Confederate Colonel Philip A. Work, the commander of this famous “Ragged Old First,” pointed to a rise in the distance and said,

“Follow the Lone Star Flag to the top of the mountain.”  

At that moment a Union cannon shell landed in their midst. Branard vowed he would wave his flag over the gun that fired that shot. He set out toward the mountain with his fellow Texans as shells fell all around him. Nearly a third of the men were killed or wounded during the advance, but Bravard kept on going.

He passed well beyond the rest of the men. The regiment left behind shouted and urged him to turn back.  His death was near certain, but Branard was on a mission. He had made a vow. All of a sudden they heard this command coming from the Federal lines,

“Don’t shoot that man! He is too brave to kill!”
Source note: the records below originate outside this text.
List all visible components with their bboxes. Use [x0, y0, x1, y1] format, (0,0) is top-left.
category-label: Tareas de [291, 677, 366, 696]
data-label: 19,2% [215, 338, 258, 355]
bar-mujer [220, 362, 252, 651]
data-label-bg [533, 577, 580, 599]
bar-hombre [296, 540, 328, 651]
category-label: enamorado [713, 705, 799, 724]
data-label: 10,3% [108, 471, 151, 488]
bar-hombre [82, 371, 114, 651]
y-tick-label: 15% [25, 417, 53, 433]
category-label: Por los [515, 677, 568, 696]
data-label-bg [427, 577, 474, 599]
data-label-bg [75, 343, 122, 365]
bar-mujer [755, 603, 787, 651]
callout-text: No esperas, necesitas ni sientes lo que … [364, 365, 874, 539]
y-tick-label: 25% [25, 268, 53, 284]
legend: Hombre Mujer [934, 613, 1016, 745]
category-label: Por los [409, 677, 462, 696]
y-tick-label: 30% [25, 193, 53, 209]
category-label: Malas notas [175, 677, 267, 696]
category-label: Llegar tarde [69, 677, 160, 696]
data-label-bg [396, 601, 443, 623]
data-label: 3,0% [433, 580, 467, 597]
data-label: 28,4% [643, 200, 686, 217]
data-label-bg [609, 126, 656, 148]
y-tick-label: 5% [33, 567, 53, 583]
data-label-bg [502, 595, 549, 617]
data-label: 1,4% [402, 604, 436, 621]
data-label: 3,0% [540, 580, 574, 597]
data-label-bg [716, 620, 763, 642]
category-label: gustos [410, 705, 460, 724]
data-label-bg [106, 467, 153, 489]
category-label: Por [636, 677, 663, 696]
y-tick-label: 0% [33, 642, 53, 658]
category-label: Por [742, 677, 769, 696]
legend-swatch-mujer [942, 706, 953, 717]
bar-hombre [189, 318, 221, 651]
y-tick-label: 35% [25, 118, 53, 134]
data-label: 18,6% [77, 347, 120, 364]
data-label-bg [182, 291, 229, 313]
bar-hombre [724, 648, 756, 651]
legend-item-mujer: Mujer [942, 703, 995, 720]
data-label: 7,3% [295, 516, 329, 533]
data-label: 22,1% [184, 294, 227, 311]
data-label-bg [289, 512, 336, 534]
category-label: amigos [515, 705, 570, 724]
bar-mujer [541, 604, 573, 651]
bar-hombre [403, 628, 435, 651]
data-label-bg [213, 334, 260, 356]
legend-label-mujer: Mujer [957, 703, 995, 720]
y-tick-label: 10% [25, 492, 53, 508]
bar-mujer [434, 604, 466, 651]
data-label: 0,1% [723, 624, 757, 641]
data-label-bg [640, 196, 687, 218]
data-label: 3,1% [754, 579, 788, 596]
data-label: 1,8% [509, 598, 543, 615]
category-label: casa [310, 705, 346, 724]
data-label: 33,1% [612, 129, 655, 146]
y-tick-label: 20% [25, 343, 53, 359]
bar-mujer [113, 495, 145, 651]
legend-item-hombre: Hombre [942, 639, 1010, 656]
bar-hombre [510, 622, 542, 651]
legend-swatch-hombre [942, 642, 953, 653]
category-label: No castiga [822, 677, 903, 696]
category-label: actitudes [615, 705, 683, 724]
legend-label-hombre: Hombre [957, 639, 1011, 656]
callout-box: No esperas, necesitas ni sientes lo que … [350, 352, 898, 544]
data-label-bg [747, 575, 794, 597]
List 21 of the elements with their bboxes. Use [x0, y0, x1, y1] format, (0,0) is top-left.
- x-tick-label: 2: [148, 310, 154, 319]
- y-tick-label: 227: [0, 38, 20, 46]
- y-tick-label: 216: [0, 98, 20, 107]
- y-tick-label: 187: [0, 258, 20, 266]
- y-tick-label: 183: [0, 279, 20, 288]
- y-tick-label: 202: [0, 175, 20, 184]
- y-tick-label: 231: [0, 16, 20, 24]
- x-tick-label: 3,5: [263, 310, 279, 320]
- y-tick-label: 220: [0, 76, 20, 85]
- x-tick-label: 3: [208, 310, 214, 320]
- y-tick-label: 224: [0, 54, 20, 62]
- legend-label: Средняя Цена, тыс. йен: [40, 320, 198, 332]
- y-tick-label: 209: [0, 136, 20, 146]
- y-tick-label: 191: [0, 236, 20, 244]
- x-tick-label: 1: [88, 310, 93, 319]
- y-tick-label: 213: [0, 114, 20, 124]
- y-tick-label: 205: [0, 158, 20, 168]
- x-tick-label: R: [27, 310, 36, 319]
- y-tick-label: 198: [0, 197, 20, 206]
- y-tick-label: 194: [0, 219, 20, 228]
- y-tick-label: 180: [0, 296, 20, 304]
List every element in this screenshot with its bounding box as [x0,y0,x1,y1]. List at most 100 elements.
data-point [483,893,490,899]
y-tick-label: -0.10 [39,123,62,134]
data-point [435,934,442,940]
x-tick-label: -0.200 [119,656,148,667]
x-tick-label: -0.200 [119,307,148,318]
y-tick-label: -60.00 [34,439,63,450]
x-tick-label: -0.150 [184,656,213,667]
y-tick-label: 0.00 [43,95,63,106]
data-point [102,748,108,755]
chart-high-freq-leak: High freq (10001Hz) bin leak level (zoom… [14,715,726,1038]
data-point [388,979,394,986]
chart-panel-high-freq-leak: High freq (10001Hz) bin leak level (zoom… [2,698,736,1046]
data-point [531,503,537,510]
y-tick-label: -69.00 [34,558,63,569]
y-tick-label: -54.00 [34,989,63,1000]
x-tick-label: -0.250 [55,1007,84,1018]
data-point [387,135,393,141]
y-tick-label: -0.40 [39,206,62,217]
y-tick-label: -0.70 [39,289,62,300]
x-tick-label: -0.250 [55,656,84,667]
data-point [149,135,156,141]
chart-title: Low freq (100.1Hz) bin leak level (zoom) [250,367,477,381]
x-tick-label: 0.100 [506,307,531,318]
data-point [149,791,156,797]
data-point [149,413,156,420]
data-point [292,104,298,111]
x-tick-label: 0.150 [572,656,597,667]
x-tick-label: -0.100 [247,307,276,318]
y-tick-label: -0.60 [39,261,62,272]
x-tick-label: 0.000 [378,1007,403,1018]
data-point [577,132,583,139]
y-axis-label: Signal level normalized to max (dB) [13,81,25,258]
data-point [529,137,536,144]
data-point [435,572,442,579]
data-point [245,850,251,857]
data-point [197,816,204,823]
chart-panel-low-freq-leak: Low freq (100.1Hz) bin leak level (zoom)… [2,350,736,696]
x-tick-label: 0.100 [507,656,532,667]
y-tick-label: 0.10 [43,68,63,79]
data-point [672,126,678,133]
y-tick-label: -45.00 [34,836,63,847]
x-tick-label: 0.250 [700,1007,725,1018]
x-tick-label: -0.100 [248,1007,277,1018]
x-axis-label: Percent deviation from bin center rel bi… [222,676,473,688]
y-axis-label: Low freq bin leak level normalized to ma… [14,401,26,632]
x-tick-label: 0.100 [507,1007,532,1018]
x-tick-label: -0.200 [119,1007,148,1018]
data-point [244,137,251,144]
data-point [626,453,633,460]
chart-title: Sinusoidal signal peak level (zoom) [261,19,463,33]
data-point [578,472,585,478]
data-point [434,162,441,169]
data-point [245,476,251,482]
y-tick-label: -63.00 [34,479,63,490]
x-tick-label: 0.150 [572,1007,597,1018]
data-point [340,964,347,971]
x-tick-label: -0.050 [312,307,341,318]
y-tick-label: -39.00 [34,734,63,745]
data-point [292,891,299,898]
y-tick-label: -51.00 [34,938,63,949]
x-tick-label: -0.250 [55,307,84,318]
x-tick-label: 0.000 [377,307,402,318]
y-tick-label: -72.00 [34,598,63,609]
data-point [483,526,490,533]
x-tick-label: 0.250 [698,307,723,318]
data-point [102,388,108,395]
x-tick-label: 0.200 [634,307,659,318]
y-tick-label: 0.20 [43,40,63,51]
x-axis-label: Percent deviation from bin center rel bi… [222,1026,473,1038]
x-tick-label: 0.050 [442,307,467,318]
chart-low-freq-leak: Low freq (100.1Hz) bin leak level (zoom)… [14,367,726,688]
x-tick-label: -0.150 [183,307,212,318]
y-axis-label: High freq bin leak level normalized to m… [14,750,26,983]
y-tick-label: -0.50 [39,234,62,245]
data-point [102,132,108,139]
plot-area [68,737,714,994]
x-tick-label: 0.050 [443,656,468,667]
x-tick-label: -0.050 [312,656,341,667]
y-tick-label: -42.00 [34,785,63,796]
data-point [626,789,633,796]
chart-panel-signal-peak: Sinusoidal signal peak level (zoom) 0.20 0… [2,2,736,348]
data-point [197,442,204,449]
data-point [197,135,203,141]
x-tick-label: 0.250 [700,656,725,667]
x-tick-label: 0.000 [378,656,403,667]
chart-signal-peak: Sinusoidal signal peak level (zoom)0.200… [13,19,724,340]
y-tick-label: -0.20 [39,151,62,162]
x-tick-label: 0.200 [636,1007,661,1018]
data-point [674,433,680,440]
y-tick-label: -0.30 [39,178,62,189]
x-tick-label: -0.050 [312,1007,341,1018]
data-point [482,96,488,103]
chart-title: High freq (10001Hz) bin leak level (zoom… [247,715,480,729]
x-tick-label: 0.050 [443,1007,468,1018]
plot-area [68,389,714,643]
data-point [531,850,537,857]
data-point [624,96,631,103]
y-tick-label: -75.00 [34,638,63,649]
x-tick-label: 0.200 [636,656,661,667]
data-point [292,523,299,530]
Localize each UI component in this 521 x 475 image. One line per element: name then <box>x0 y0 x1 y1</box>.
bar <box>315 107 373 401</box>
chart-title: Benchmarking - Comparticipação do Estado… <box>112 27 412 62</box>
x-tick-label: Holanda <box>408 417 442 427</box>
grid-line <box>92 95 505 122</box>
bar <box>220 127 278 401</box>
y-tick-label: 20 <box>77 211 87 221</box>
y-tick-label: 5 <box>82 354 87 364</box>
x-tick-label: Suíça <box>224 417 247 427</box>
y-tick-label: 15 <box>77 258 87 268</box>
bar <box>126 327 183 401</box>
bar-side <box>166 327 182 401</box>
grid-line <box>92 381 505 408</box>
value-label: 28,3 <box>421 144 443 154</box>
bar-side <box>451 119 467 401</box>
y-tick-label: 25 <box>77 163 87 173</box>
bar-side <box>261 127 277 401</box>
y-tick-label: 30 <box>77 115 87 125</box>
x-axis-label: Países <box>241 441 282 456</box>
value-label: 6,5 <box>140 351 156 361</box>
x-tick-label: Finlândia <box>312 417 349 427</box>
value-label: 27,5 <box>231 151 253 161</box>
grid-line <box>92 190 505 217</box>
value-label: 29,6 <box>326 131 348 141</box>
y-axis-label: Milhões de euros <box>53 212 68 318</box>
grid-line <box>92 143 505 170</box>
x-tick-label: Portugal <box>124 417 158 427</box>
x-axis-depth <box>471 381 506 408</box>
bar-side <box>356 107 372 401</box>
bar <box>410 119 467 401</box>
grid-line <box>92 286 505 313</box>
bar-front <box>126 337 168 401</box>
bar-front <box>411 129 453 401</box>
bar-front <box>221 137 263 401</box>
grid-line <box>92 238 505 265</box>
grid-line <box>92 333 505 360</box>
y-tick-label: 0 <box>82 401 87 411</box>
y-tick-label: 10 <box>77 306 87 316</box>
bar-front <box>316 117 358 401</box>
For a brief time, all gunfire stopped. But then a shell suddenly exploded at Branard’s feet. A fragment struck him in the forehead, gashing his face, blinding his left eye and destroying hearing in his left ear. The blast ripped the Lone Star colors from his hand. He managed to recover it and clutched it closely again. As he struggled to move forward, he passed out. Fellow soldiers thought he was dead and carried him off the field.

But that was not the end of Bravard, as he did survive. Amazingly, after only one day of recovery, the brave color bearer was back on duty. He was wounded again in following battles, but he never quit.

He proudly carried that Lone Star flag and wore his uniform until the very end of the war.